Drug induced phospholipidosis: an acquired lysosomal storage disorder

Abstract

There is a strong association between lysosome enzyme deficiencies and monogenic disorders resulting in lysosomal storage disease. Of the more than 75 characterized lysosomal proteins, two thirds are directly linked to inherited diseases of metabolism. Only one lysosomal storage disease, Niemann-Pick disease, is associated with impaired phospholipid metabolism. However, other phospholipases are found in the lysosome but remain poorly characterized. A recent exception is lysosomal phospholipase A2 (group XV phospholipase A2). Although no inherited disorder of lysosomal phospholipid metabolism has yet been associated with a loss of function of this lipase, this enzyme may be a target for an acquired form of lysosomal storage, drug induced phospholipidosis. This article is part of a Special Issue entitled Phospholipids and Phospholipid Metabolism.

Figure 1

Common properties of lysosomal hydrolases. (1) There is subcompartmentalization leading to separation from the limiting membrane. The hydrolases are active against intralysosomal vesicles that contain the substrates for these enzymes. (2) A binding interaction occurs between the enzyme and the intralysosomal membrane at acidic pH. (3) The hydrolases catalyze reactions reversibly. (4) The anionic phospholipids within the membranes such as BMP and phosphatidylinositol are slowly metabolized.

Figure 2

The synthesis of BMP. The pathway as proposed by Waite consists of four steps. These include the hydrolysis of the sn-2 fatty acyl group from phosphatidylglycerol by an acidic phospholipase A2, the transacylation of the sn-1' hydroxyl, the reorientation of the phosphoryl ester from the sn-3 to sn-1 position, and the transacylation of the original glycerol backbone.

Figure 3

Dual activities of lysosomal phospholipase A2 (GXVPLA2). In the presence of N-acetylsphingosine, the enzyme is both an acidic phospholipase A2 and transacylase of the 1-hydroxyl group. When only water is present as an acceptor, only phospholipase A2 activity is observed.

Figure 4

The amino acid sequence of lysosomal phospholipase A2. The signal peptide sequence is highlighted in yellow. The catalytic domain that is shared with lecithin cholesterol acyltransferase is underlined in purple. The catalytic serine and its associated consensus sequence are highlighted in green as are other amino acids comprising the catalytic triad.
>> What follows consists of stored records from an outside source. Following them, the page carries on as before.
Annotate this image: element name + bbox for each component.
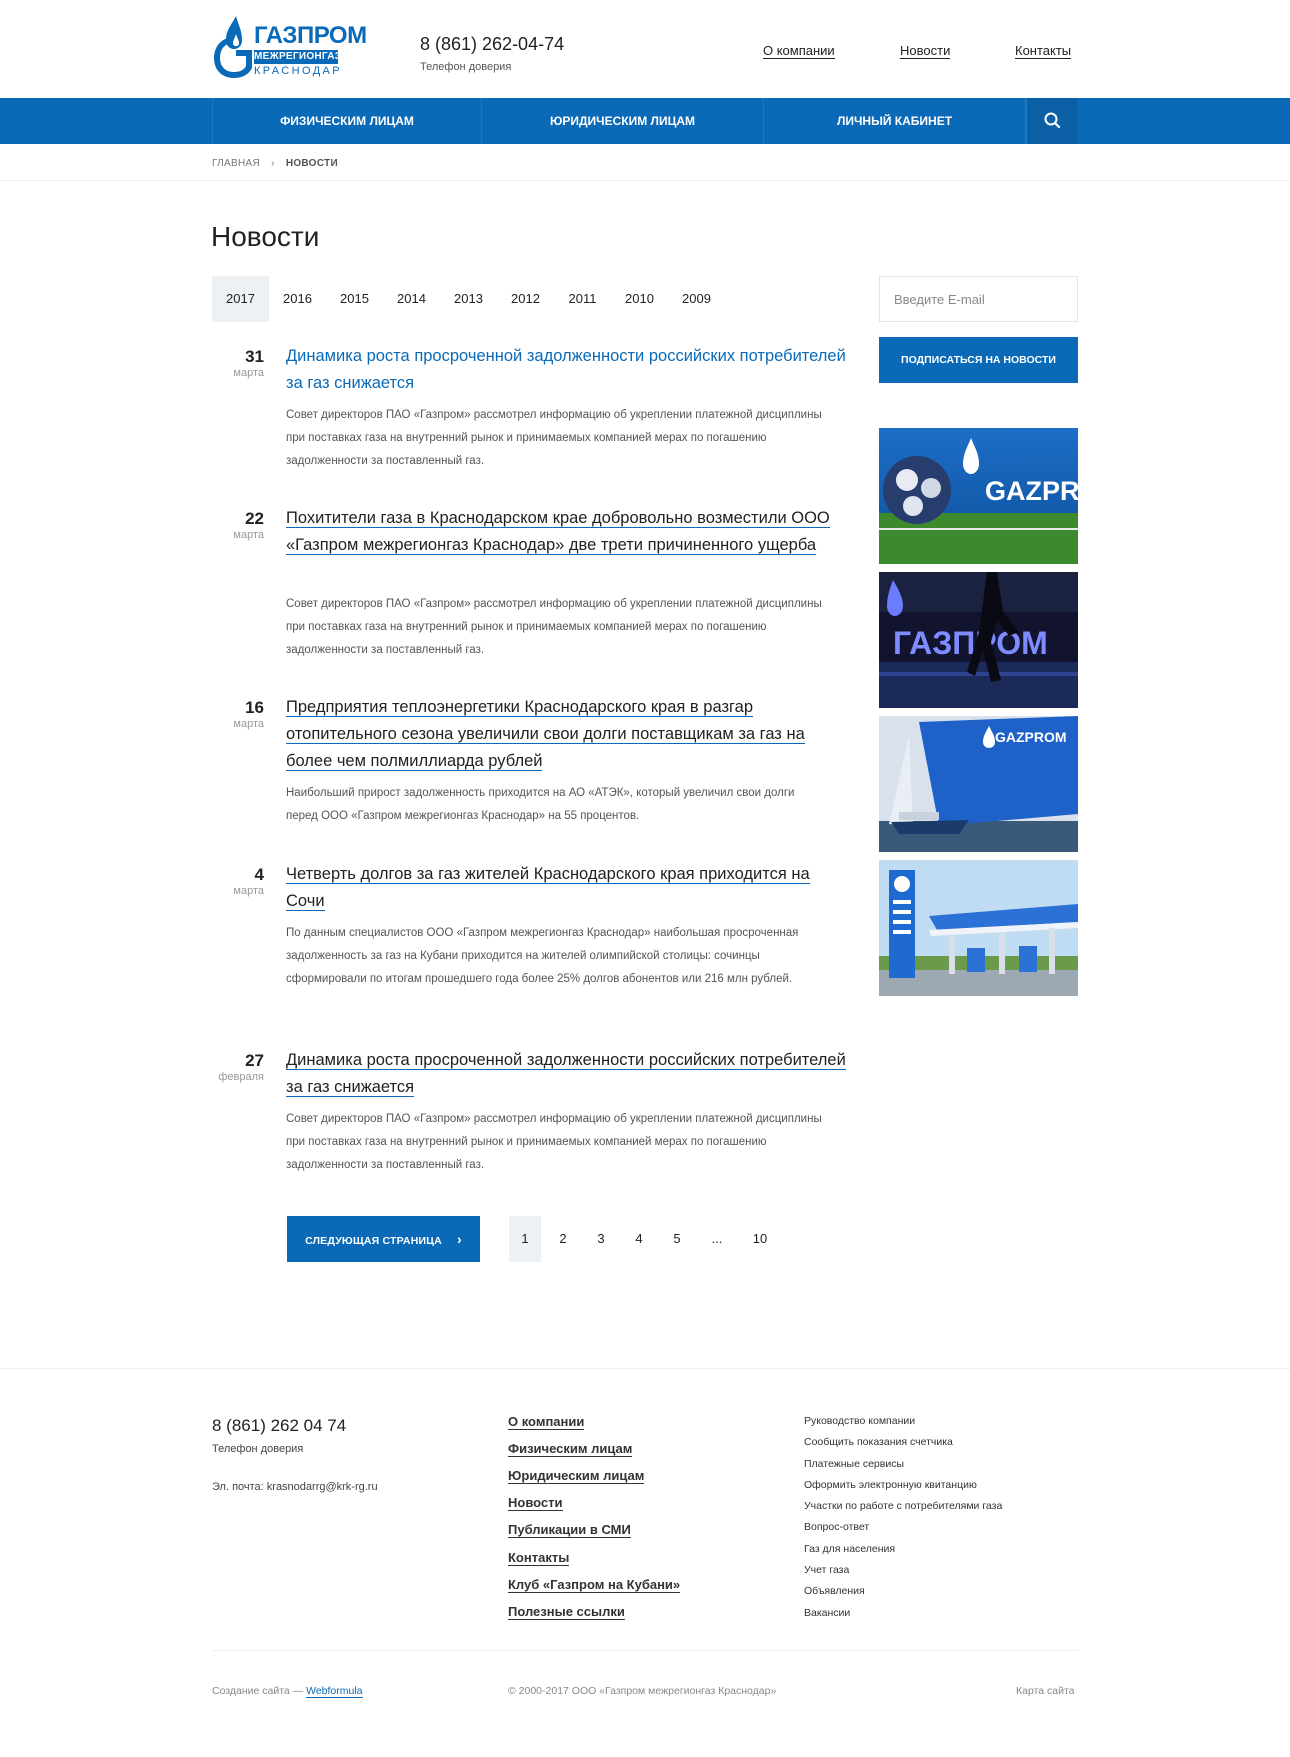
subscribe-button[interactable]: ПОДПИСАТЬСЯ НА НОВОСТИ — [879, 337, 1078, 383]
news-day: 31 — [245, 347, 264, 366]
banner-image-football[interactable]: GAZPROM — [879, 428, 1078, 564]
hotline-caption: Телефон доверия — [420, 61, 512, 73]
footer-link-legal[interactable]: Юридическим лицам — [508, 1468, 645, 1484]
page-title: Новости — [211, 221, 320, 252]
banner-text: GAZPROM — [995, 729, 1067, 745]
banner-text: GAZPROM — [985, 476, 1078, 506]
news-summary: Совет директоров ПАО «Газпром» рассмотре… — [286, 409, 822, 467]
page-link-2[interactable]: 2 — [547, 1216, 579, 1262]
top-link-news[interactable]: Новости — [900, 43, 951, 59]
nav-personal-account[interactable]: ЛИЧНЫЙ КАБИНЕТ — [764, 98, 1026, 144]
banner-text: ГАЗПРОМ — [893, 625, 1048, 661]
search-icon — [1044, 112, 1061, 129]
top-link-contacts[interactable]: Контакты — [1015, 43, 1072, 59]
footer-link-useful[interactable]: Полезные ссылки — [508, 1604, 625, 1620]
news-summary: Совет директоров ПАО «Газпром» рассмотре… — [286, 1113, 822, 1171]
news-summary: Наибольший прирост задолженность приходи… — [286, 787, 795, 822]
year-tab-2013[interactable]: 2013 — [440, 276, 497, 322]
news-month: марта — [233, 885, 264, 897]
breadcrumb-home[interactable]: ГЛАВНАЯ — [212, 158, 260, 169]
footer-small-link[interactable]: Платежные сервисы — [804, 1458, 904, 1470]
year-tab-2010[interactable]: 2010 — [611, 276, 668, 322]
news-month: марта — [233, 367, 264, 379]
main-navigation: ФИЗИЧЕСКИМ ЛИЦАМ ЮРИДИЧЕСКИМ ЛИЦАМ ЛИЧНЫ… — [0, 98, 1290, 144]
footer-phone[interactable]: 8 (861) 262 04 74 — [212, 1416, 346, 1436]
news-title-link[interactable]: Динамика роста просроченной задолженност… — [286, 1047, 846, 1101]
news-day: 27 — [245, 1051, 264, 1070]
news-title-link[interactable]: Динамика роста просроченной задолженност… — [286, 343, 846, 397]
footer-small-link[interactable]: Участки по работе с потребителями газа — [804, 1500, 1002, 1512]
footer-small-link[interactable]: Оформить электронную квитанцию — [804, 1479, 977, 1491]
next-page-label: СЛЕДУЮЩАЯ СТРАНИЦА — [305, 1235, 442, 1247]
year-tab-2014[interactable]: 2014 — [383, 276, 440, 322]
news-summary: Совет директоров ПАО «Газпром» рассмотре… — [286, 598, 822, 656]
footer-divider — [0, 1368, 1290, 1369]
year-tab-2009[interactable]: 2009 — [668, 276, 725, 322]
news-day: 4 — [254, 865, 264, 884]
hotline-phone[interactable]: 8 (861) 262-04-74 — [420, 34, 564, 55]
footer-small-link[interactable]: Сообщить показания счетчика — [804, 1436, 953, 1448]
email-input[interactable] — [879, 276, 1078, 322]
news-month: марта — [233, 529, 264, 541]
news-title-link[interactable]: Похитители газа в Краснодарском крае доб… — [286, 505, 846, 559]
credits-label: Создание сайта — — [212, 1685, 304, 1697]
news-title-link[interactable]: Четверть долгов за газ жителей Краснодар… — [286, 861, 846, 915]
footer-link-club[interactable]: Клуб «Газпром на Кубани» — [508, 1577, 681, 1593]
footer-small-link[interactable]: Учет газа — [804, 1564, 849, 1576]
footer-small-link[interactable]: Вопрос-ответ — [804, 1521, 869, 1533]
search-button[interactable] — [1026, 98, 1077, 144]
breadcrumb-current: НОВОСТИ — [285, 158, 338, 169]
page-ellipsis: ... — [711, 1231, 723, 1246]
news-title-link[interactable]: Предприятия теплоэнергетики Краснодарско… — [286, 694, 846, 775]
footer-small-link[interactable]: Руководство компании — [804, 1415, 915, 1427]
footer-divider — [212, 1650, 1078, 1651]
footer-link-contacts[interactable]: Контакты — [508, 1550, 570, 1566]
year-tab-2012[interactable]: 2012 — [497, 276, 554, 322]
banner-image-yacht[interactable]: GAZPROM — [879, 716, 1078, 852]
breadcrumb-separator: › — [271, 158, 275, 169]
news-summary: По данным специалистов ООО «Газпром межр… — [286, 927, 799, 985]
page-link-4[interactable]: 4 — [623, 1216, 655, 1262]
footer-phone-caption: Телефон доверия — [212, 1443, 304, 1455]
copyright: © 2000-2017 ООО «Газпром межрегионгаз Кр… — [508, 1685, 777, 1697]
year-tab-2011[interactable]: 2011 — [554, 276, 611, 322]
developer-link[interactable]: Webformula — [306, 1685, 363, 1698]
page-link-3[interactable]: 3 — [585, 1216, 617, 1262]
footer-link-individuals[interactable]: Физическим лицам — [508, 1441, 633, 1457]
news-month: марта — [233, 718, 264, 730]
footer-link-news[interactable]: Новости — [508, 1495, 563, 1511]
next-page-button[interactable]: СЛЕДУЮЩАЯ СТРАНИЦА › — [287, 1216, 480, 1262]
footer-small-link[interactable]: Вакансии — [804, 1607, 850, 1619]
banner-image-gas-station[interactable] — [879, 860, 1078, 996]
year-tab-2015[interactable]: 2015 — [326, 276, 383, 322]
footer-email[interactable]: Эл. почта: krasnodarrg@krk-rg.ru — [212, 1481, 378, 1493]
site-header: ГАЗПРОМ МЕЖРЕГИОНГАЗ КРАСНОДАР 8 (861) 2… — [0, 0, 1290, 98]
news-day: 16 — [245, 698, 264, 717]
news-day: 22 — [245, 509, 264, 528]
logo-subtitle: МЕЖРЕГИОНГАЗ — [254, 50, 342, 64]
chevron-right-icon: › — [457, 1231, 462, 1247]
page-link-1[interactable]: 1 — [509, 1216, 541, 1262]
logo-title: ГАЗПРОМ — [254, 22, 367, 49]
top-link-about[interactable]: О компании — [763, 43, 835, 59]
nav-legal-entities[interactable]: ЮРИДИЧЕСКИМ ЛИЦАМ — [482, 98, 764, 144]
news-month: февраля — [218, 1071, 264, 1083]
page-link-5[interactable]: 5 — [661, 1216, 693, 1262]
sitemap-link[interactable]: Карта сайта — [1016, 1685, 1075, 1697]
footer-link-media[interactable]: Публикации в СМИ — [508, 1522, 631, 1538]
nav-individuals[interactable]: ФИЗИЧЕСКИМ ЛИЦАМ — [212, 98, 482, 144]
page-link-10[interactable]: 10 — [744, 1216, 776, 1262]
footer-credits: Создание сайта — Webformula — [212, 1685, 363, 1698]
footer-link-about[interactable]: О компании — [508, 1414, 585, 1430]
footer-small-link[interactable]: Газ для населения — [804, 1543, 895, 1555]
divider — [0, 180, 1290, 181]
breadcrumb: ГЛАВНАЯ › НОВОСТИ — [212, 158, 338, 169]
year-tab-2017[interactable]: 2017 — [212, 276, 269, 322]
banner-image-exhibition[interactable]: ГАЗПРОМ — [879, 572, 1078, 708]
year-tab-2016[interactable]: 2016 — [269, 276, 326, 322]
logo-city: КРАСНОДАР — [254, 65, 343, 77]
footer-small-link[interactable]: Объявления — [804, 1585, 865, 1597]
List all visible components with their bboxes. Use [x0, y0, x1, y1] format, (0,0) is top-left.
Finally, glycosylation sites are highlighted in blue.

Figure 5

Inhibition of lysosomal phospholipase activity by amiodarone and PDMP. LPLA2 activity was measured as the formation of 1-O-acylceramide in the presence of varying concentrations of amiodarone, tetracycline, and PDMP. The cationic amphiphiles amiodarone and PDMP inhibited the transacylation reaction but tetracycline did not. This figure is reprinted from reference [80].

Figure 6

Role of anionic lipids in the transacylation of N-acetylsphingosine by lysosomal phospholipase A2. The reaction mixture contained 48 mM sodium citrate (pH 4.5), 10 μg/ml BSA, liposomes (127 μM phospholipid), and 14.5 ng/ml of recombinant mouse LPLA2 in 500 μl of total volume. A: Liposomes consisting of DOPC-NAS (3:1, molar ratio) or DOPC-sulfatide-NAS (3:0.3:1, molar ratio) were incubated with the enzyme for 5, 10, 15, 30, and 45 min at 37°C. The reaction products were extracted and separated by an HPTLC plate using a solvent system consisting of chloroform-acetic acid (9:1, v/v). The reaction product, 1-O-oleoyl-NAS, quantified by scanning the plate, was plotted against time (B). C: Liposomes consisting of DOPC-galactosylceramide-NAS or DOPC-sulfatide-NAS with a different molar ratio were incubated with the recombinant enzyme at 37°C. The reaction products were extracted and separated as described in A. Error bars indicate SD. (n = 3). This figure is reprinted with permission from reference [81].

Figure 7

Proposed model for the inhibition of lysosomal phospholipase A2 and induction of phospholipidosis by amiodarone. Under normal conditions, lysosomal phospholipase A2 is bound through electrostatic charge interactions to the inner membranes of the lysosome. Amiodarone, a cationic amphiphile, accumulates in the lysosome and inserts into the inner membrane decreasing or eliminating the anionic binding sites for the lipase. The lipase is no longer able to bind to its substrates and is potentially susceptible to degradation by lysosomal proteases.